Due to the antagonism of potassium and calcium, there is a need to increase the doses of mineral fertilizers during liming and on soils with a reaction close to neutral. Simultaneously with the improvement of the potash regime of the soil, the efficiency of liming also increases.
With the systematic cultivation of potash crops and the application of high doses of nitrogen and phosphorus fertilizers, the efficiency of potash fertilizers increases. This is explained by the depletion of unfertilized soils for potassium due to its removal by crops. Potassium, unlike phosphorus, can be added in reserve only for 2-3 years.
- Potassium chloride belongs to simple fertilizers;
- it does not lose its physical properties during storage;
- the statistical solidity of pellets is not less than 5 MPa 100% friability;
- it is highly soluble in soil solution and interacts with the soil absorbent complex;
- it interacts well with the soil absorption complex;
- it quickly compensates for potassium deficiency;
- it partially covers a shortage of sulfur;
- when applied in rows it does not limit the germination of seeds of grain crops;
- the aftereffect of phosphorus is well manifested on subsequent crops.

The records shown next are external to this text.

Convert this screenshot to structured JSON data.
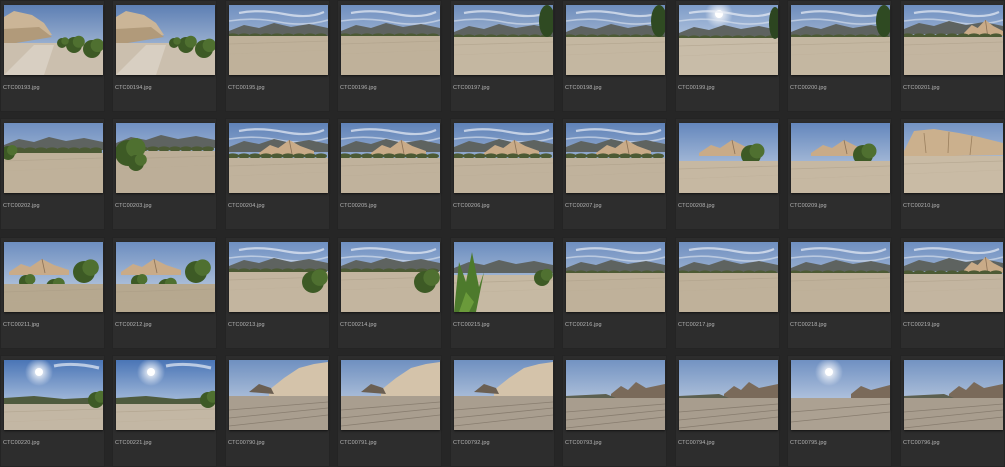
{
  "browser": {
    "thumbnails": [
      {
        "filename": "CTC00193.jpg",
        "scene": "cliffs-trail"
      },
      {
        "filename": "CTC00194.jpg",
        "scene": "cliffs-trail"
      },
      {
        "filename": "CTC00195.jpg",
        "scene": "wash-hills"
      },
      {
        "filename": "CTC00196.jpg",
        "scene": "wash-hills"
      },
      {
        "filename": "CTC00197.jpg",
        "scene": "wash-tree"
      },
      {
        "filename": "CTC00198.jpg",
        "scene": "wash-tree"
      },
      {
        "filename": "CTC00199.jpg",
        "scene": "sun-wash"
      },
      {
        "filename": "CTC00200.jpg",
        "scene": "wash-tree"
      },
      {
        "filename": "CTC00201.jpg",
        "scene": "wash-rocks-right"
      },
      {
        "filename": "CTC00202.jpg",
        "scene": "wash-shrubs"
      },
      {
        "filename": "CTC00203.jpg",
        "scene": "wash-bush-left"
      },
      {
        "filename": "CTC00204.jpg",
        "scene": "rocks-center"
      },
      {
        "filename": "CTC00205.jpg",
        "scene": "rocks-center"
      },
      {
        "filename": "CTC00206.jpg",
        "scene": "rocks-center"
      },
      {
        "filename": "CTC00207.jpg",
        "scene": "rocks-center"
      },
      {
        "filename": "CTC00208.jpg",
        "scene": "rocks-bush"
      },
      {
        "filename": "CTC00209.jpg",
        "scene": "rocks-bush"
      },
      {
        "filename": "CTC00210.jpg",
        "scene": "cliffs-wide"
      },
      {
        "filename": "CTC00211.jpg",
        "scene": "rocks-brush"
      },
      {
        "filename": "CTC00212.jpg",
        "scene": "rocks-brush"
      },
      {
        "filename": "CTC00213.jpg",
        "scene": "wash-bush-right"
      },
      {
        "filename": "CTC00214.jpg",
        "scene": "wash-bush-right"
      },
      {
        "filename": "CTC00215.jpg",
        "scene": "leaves-closeup"
      },
      {
        "filename": "CTC00216.jpg",
        "scene": "wash-hills"
      },
      {
        "filename": "CTC00217.jpg",
        "scene": "wash-hills"
      },
      {
        "filename": "CTC00218.jpg",
        "scene": "wash-hills"
      },
      {
        "filename": "CTC00219.jpg",
        "scene": "wash-rocks-right"
      },
      {
        "filename": "CTC00220.jpg",
        "scene": "sun-sky"
      },
      {
        "filename": "CTC00221.jpg",
        "scene": "sun-sky"
      },
      {
        "filename": "CTC00790.jpg",
        "scene": "tracks-cliff"
      },
      {
        "filename": "CTC00791.jpg",
        "scene": "tracks-cliff"
      },
      {
        "filename": "CTC00792.jpg",
        "scene": "tracks-cliff"
      },
      {
        "filename": "CTC00793.jpg",
        "scene": "tracks-rocks"
      },
      {
        "filename": "CTC00794.jpg",
        "scene": "tracks-rocks"
      },
      {
        "filename": "CTC00795.jpg",
        "scene": "tracks-sun"
      },
      {
        "filename": "CTC00796.jpg",
        "scene": "tracks-rocks"
      }
    ]
  }
}
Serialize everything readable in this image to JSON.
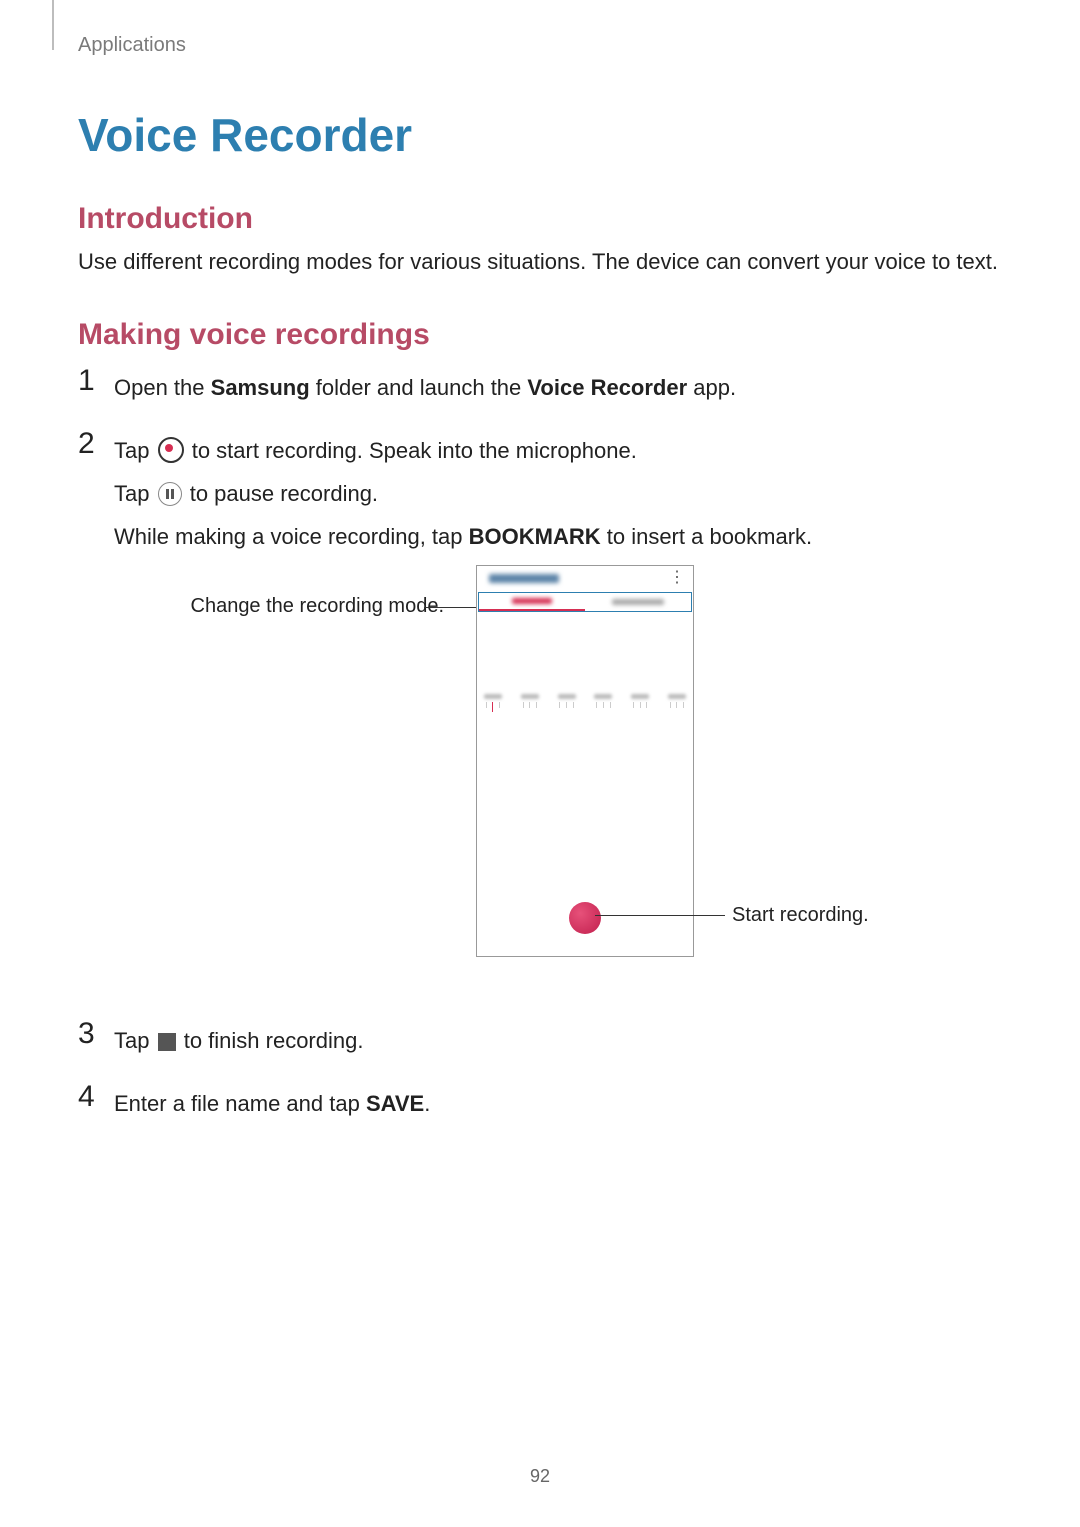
{
  "breadcrumb": "Applications",
  "title": "Voice Recorder",
  "sections": {
    "intro": {
      "heading": "Introduction",
      "body": "Use different recording modes for various situations. The device can convert your voice to text."
    },
    "making": {
      "heading": "Making voice recordings"
    }
  },
  "steps": {
    "s1": {
      "pre": "Open the ",
      "b1": "Samsung",
      "mid": " folder and launch the ",
      "b2": "Voice Recorder",
      "post": " app."
    },
    "s2": {
      "l1_pre": "Tap ",
      "l1_post": " to start recording. Speak into the microphone.",
      "l2_pre": "Tap ",
      "l2_post": " to pause recording.",
      "l3_pre": "While making a voice recording, tap ",
      "l3_bold": "BOOKMARK",
      "l3_post": " to insert a bookmark."
    },
    "s3": {
      "pre": "Tap ",
      "post": " to finish recording."
    },
    "s4": {
      "pre": "Enter a file name and tap ",
      "bold": "SAVE",
      "post": "."
    }
  },
  "figure": {
    "callout_left": "Change the recording mode.",
    "callout_right": "Start recording."
  },
  "pageNumber": "92"
}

- The average dose of potash fertilizers for most crops is 45-60 kg/ha of K2O. For crops that take a lot of potassium with the crop (beets, potatoes, tobacco, sunflower, fruit, and some vegetables), fertilizer doses must be increased to 90-120 kg/ha K2O. The natural effect of potash fertilizers is manifested when the content of mobile potassium compounds is 60-100 mg/kg.
- Usually, the dose of potash fertilizers in intensive farming conditions should correspond to the withdrawal of potassium from the field by agricultural products (basic and non-commodity) with a value of the content of exchange potassium in the soil close to optimal. This can be seen in the example of developed European countries, where on fertile soils the doses of potash fertilizers are supportive and almost do not change.